Her arm is in the wrong position, she hurts, but she does not move, because the baby is comfortable like that.
She appears to be sleeping, but she is not.
She’s tired, she closes her eyes, but she listens to every breath of her baby.
Even tonight she will spend it like this.
In that position.
Awkward, weird, but like this.
She doesn’t move so as not to wake him up.
She would like to fall asleep but she doesn’t.
She could hurt him.
Stay alert, alert.
A mother’s night is only the other half of the day.
For many of us, mothering the other half of the day on sleep like this feels like entering the ninth circle of hell.
If you LOVE this intertwined nest of fragmented sleep with your little ones then this is definitely for you. I have known many families who have chosen this and swear by it. Right on!
If you think that by NOT doing this you will damage your child I invite you to reconsider that perspective. When we do (or don’t do) something for our children out of fear, guilt, or martyrdom — the child picks up on the underlying fear and feels the inevitable resentment of the martyr. Saint motherhood was not my path in this life. Messy humanness fits me much better.
I AM NOT SAYING that all mothers who choose this scenario are scared and choosing martyrdom. What I am saying is that if you choose this and it does not work BUT you continue on out of fear – then that is not the ideal emotional environment of the family bed. If you choose this and start to resent your child even the daddy of bed-sharing – Dr. William Sears – advises parents to move the child out of the bed.
What I AM saying is this:
The family bed works under these circumstances:
- It is safe – This is the easiest fix.
- Everyone wants everyone there. This should be discussed with your partner and decided together.
- Everyone gets the sleep they need.
#3 is where it most often falls apart. If you can’t do this type of sleep AND hold onto your sanity, your thyroid, your job, your marriage, etc. – there is a compassionate, loving, and respectful alternative.
Compassionate Sleep Solutions are grounded in attachment theory, regulatory theory, and the RIE® Approach of respectful care. The results look like this…
THEY ARE ALL SLEEPING
She closes her eyes knowing that her child is safe nearby.
She feeds her child in the night as long as there is an authentic need for food in the night.
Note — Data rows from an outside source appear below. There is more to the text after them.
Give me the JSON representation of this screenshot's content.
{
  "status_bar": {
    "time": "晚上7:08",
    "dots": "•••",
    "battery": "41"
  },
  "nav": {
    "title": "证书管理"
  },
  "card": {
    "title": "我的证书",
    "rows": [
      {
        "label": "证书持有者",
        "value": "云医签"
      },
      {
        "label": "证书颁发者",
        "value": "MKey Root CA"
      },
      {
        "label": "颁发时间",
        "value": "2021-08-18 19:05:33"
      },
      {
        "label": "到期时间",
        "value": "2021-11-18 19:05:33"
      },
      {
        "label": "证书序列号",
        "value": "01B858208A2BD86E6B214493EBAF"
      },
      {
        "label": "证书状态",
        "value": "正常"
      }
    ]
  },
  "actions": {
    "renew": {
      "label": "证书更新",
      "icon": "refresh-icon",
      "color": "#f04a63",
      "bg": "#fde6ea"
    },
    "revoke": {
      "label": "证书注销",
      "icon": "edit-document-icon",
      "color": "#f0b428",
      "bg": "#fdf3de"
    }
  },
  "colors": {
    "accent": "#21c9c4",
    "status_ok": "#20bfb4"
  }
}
She moves freely in her bed with comfort and ease knowing her baby can do the same in his own bed feeling safe and secure.
She trusts that her child will let her know if he needs her, she surrenders to sweet sleep.
Her child trusts his parents are reliable and consistent in their responsiveness and he too surrenders to sleep.
Every night will be different because development is not linear. But most nights the entire family will relax within the safe and secure walls of the home knowing that they are cozy in their sleep sanctuaries and sleep can reliably happen there.
There is no harm in separateness because her child knows she will come to him in his sleep space thousands of times. His parents will come to him for reassurance and in joyous reuniting when they awake to start their day.
Learning any new skill feels awkward and weird at first. With practice comes mastery and more often than not she loves her nightly sleep and so does her child.
Relax, rest, let go and sleep.
A mother’s full night in sleep is an act of self-care and self-love. She is modeling this foundational element of wellbeing – sleep.